Partenza strepitosa per il Rally Safari 2026. Con solo due prove speciali in programma per la giornata di giovedì, è bastato percorrere la prima prova per constatare già enormi distacchi tra i primi in classifica e i loro inseguitori. La pioggia ha stravolto la classifica fin dall’inizio, con Oliver Solberg ed Elliott Edmondson che hanno nuovamente sfruttato al meglio questa giornata di giovedì per balzare in testa.
Pioggia e caos in Kenya

Lo shakedown è iniziato in modo promettente per Hyundai. Sebbene il team avesse dichiarato di aver puntato sull’affidabilità, lavorando in particolare sui principali punti deboli riscontrati negli anni precedenti, come la trasmissione e la visibilità (sistema antiappannamento), Thierry Neuville si è concesso il piacere di ottenere il miglior tempo nella prova speciale, che già dava un piccolo assaggio di ciò che sarebbe successo a causa delle intense piogge cadute nella zona nella settimana precedente l’inizio dell’appuntamento in Kenya.
Il belga è riuscito a migliorare di 1,8 secondi il tempo di Oliver Solberg, seguito da Sami Pajari ed Elfyn Evans in quella che era stata una mattinata in cui il Campione del Mondo 2024 aveva completato tre passaggi nello shakedown, mentre le Toyota si erano concentrate per lo più su due soli. Con tutto ciò, i piloti avevano già anticipato che durante le ricognizioni avevano assistito alla grande quantità di acqua e fango presenti nelle speciali, qualcosa che sarebbe stato destinato a peggiorare.
E infatti il tratto di Camp Moran è stato sufficiente per lasciarci già differenze di minuti tra idue grandi candidati a conquistare il titolo quest’anno, Elfyn Evans e Oliver Solberg, rispetto al resto. Il gallese e lo svedese sono stati i primi due a partire nella speciale, quindi, nonostante avessero trovato zone molto bagnate, è vero che sono riusciti a evitare il momento in cui la pioggia si è intensificata e ha lasciato completamente allagati i percorsi su cui si snodava la speciale.

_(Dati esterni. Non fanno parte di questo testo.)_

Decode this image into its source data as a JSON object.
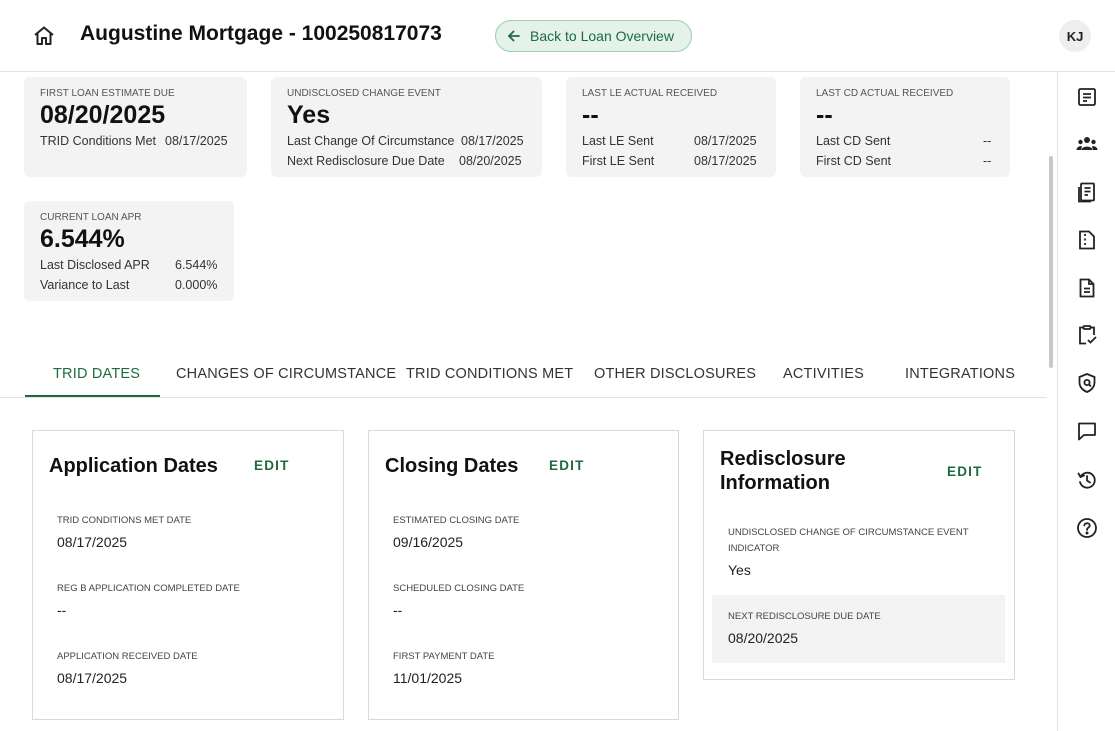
{
  "header": {
    "title": "Augustine Mortgage - 100250817073",
    "back_label": "Back to Loan Overview",
    "avatar_initials": "KJ"
  },
  "cards": {
    "first_le": {
      "label": "FIRST LOAN ESTIMATE DUE",
      "value": "08/20/2025",
      "rows": [
        {
          "label": "TRID Conditions Met",
          "value": "08/17/2025"
        }
      ]
    },
    "undisclosed": {
      "label": "UNDISCLOSED CHANGE EVENT",
      "value": "Yes",
      "rows": [
        {
          "label": "Last Change Of Circumstance",
          "value": "08/17/2025"
        },
        {
          "label": "Next Redisclosure Due Date",
          "value": "08/20/2025"
        }
      ]
    },
    "last_le": {
      "label": "LAST LE ACTUAL RECEIVED",
      "value": "--",
      "rows": [
        {
          "label": "Last LE Sent",
          "value": "08/17/2025"
        },
        {
          "label": "First LE Sent",
          "value": "08/17/2025"
        }
      ]
    },
    "last_cd": {
      "label": "LAST CD ACTUAL RECEIVED",
      "value": "--",
      "rows": [
        {
          "label": "Last CD Sent",
          "value": "--"
        },
        {
          "label": "First CD Sent",
          "value": "--"
        }
      ]
    },
    "apr": {
      "label": "CURRENT LOAN APR",
      "value": "6.544%",
      "rows": [
        {
          "label": "Last Disclosed APR",
          "value": "6.544%"
        },
        {
          "label": "Variance to Last",
          "value": "0.000%"
        }
      ]
    }
  },
  "tabs": [
    {
      "label": "TRID DATES",
      "active": true
    },
    {
      "label": "CHANGES OF CIRCUMSTANCE"
    },
    {
      "label": "TRID CONDITIONS MET"
    },
    {
      "label": "OTHER DISCLOSURES"
    },
    {
      "label": "ACTIVITIES"
    },
    {
      "label": "INTEGRATIONS"
    }
  ],
  "panels": {
    "application": {
      "title": "Application Dates",
      "edit": "EDIT",
      "fields": [
        {
          "label": "TRID CONDITIONS MET DATE",
          "value": "08/17/2025"
        },
        {
          "label": "REG B APPLICATION COMPLETED DATE",
          "value": "--"
        },
        {
          "label": "APPLICATION RECEIVED DATE",
          "value": "08/17/2025"
        }
      ]
    },
    "closing": {
      "title": "Closing Dates",
      "edit": "EDIT",
      "fields": [
        {
          "label": "ESTIMATED CLOSING DATE",
          "value": "09/16/2025"
        },
        {
          "label": "SCHEDULED CLOSING DATE",
          "value": "--"
        },
        {
          "label": "FIRST PAYMENT DATE",
          "value": "11/01/2025"
        }
      ]
    },
    "redisclosure": {
      "title_line1": "Redisclosure",
      "title_line2": "Information",
      "edit": "EDIT",
      "fields": [
        {
          "label_line1": "UNDISCLOSED CHANGE OF CIRCUMSTANCE EVENT",
          "label_line2": "INDICATOR",
          "value": "Yes"
        },
        {
          "label": "NEXT REDISCLOSURE DUE DATE",
          "value": "08/20/2025"
        }
      ]
    }
  },
  "rail_icons": [
    "summary-icon",
    "borrowers-icon",
    "loan-docs-icon",
    "disclosure-icon",
    "document-icon",
    "conditions-checklist-icon",
    "compliance-shield-icon",
    "messages-icon",
    "history-icon",
    "help-icon"
  ],
  "colors": {
    "accent": "#1d6b40",
    "card_bg": "#f3f3f3",
    "back_btn_bg": "#e4f2e9"
  }
}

Oliver è riuscito a guadagnare 30 secondi su Evans, ma da lì in poi i distacchi sono stati ancora maggiori, con Ogier che ha perso più di un minuto, così come Takamoto Katsuta, a cui non funzionavano gli interfoni, mentre il divario per le Hyundai sarebbe stato ancora maggiore, con una perdita di tempo ineffabile rispetto al scratch ottenuto da Solberg: +2:13.3 per Neuville, +2:17.4 per Fourmaux e +2:40.8 per Lappi. Il quadro per la M-Sport Ford era ancora più crudo, con McErlean che cedeva più di un minuto ad Armstrong e rimaneva a 3:57,1 dalla testa della classifica.
Non sembrava che la situazione potesse peggiorare per la Hyundai, tuttavia, le tre i20 N Rally1 in gara hanno avuto problemi di surriscaldamento (anche la Ford di McErlean) al passaggio per Mzabibu, con Esapekka Lappi che ha anche avuto un bello spavento in una curva a sinistra in cui ha toccato l’interno ed è rimasto su due ruote, evitando il ribaltamento all’ultimo momento.
Il quadro alla fine della giornata vedeva le cinque Toyota nelle prime cinque posizioni, con Oliver Solberg che ha guadagnato un vantaggio di 33,3 secondi su Elfun Evans, mentre Sébastien Ogier rimane a più di un minuto di distanza dallo svedese nonostante abbia ottenuto il miglior tempo nella TC2. Takamoto Katsuta, dal canto suo, è riuscito a ripristinare la comunicazione con Aaron Johnston e si è consolidato al quarto posto, a 1:15,3 da Oliver e a 10,2 dal nove volte campione del mondo di rally. Pajari completa la Top 5 a 2:06,4 dalla prima posizione, mentre Neuville è il migliore delle Hyundai a 2:21,9 da Solberg, seguito da Jon Armstrong, Adrien Fourmaux ed Esapekka Lappi.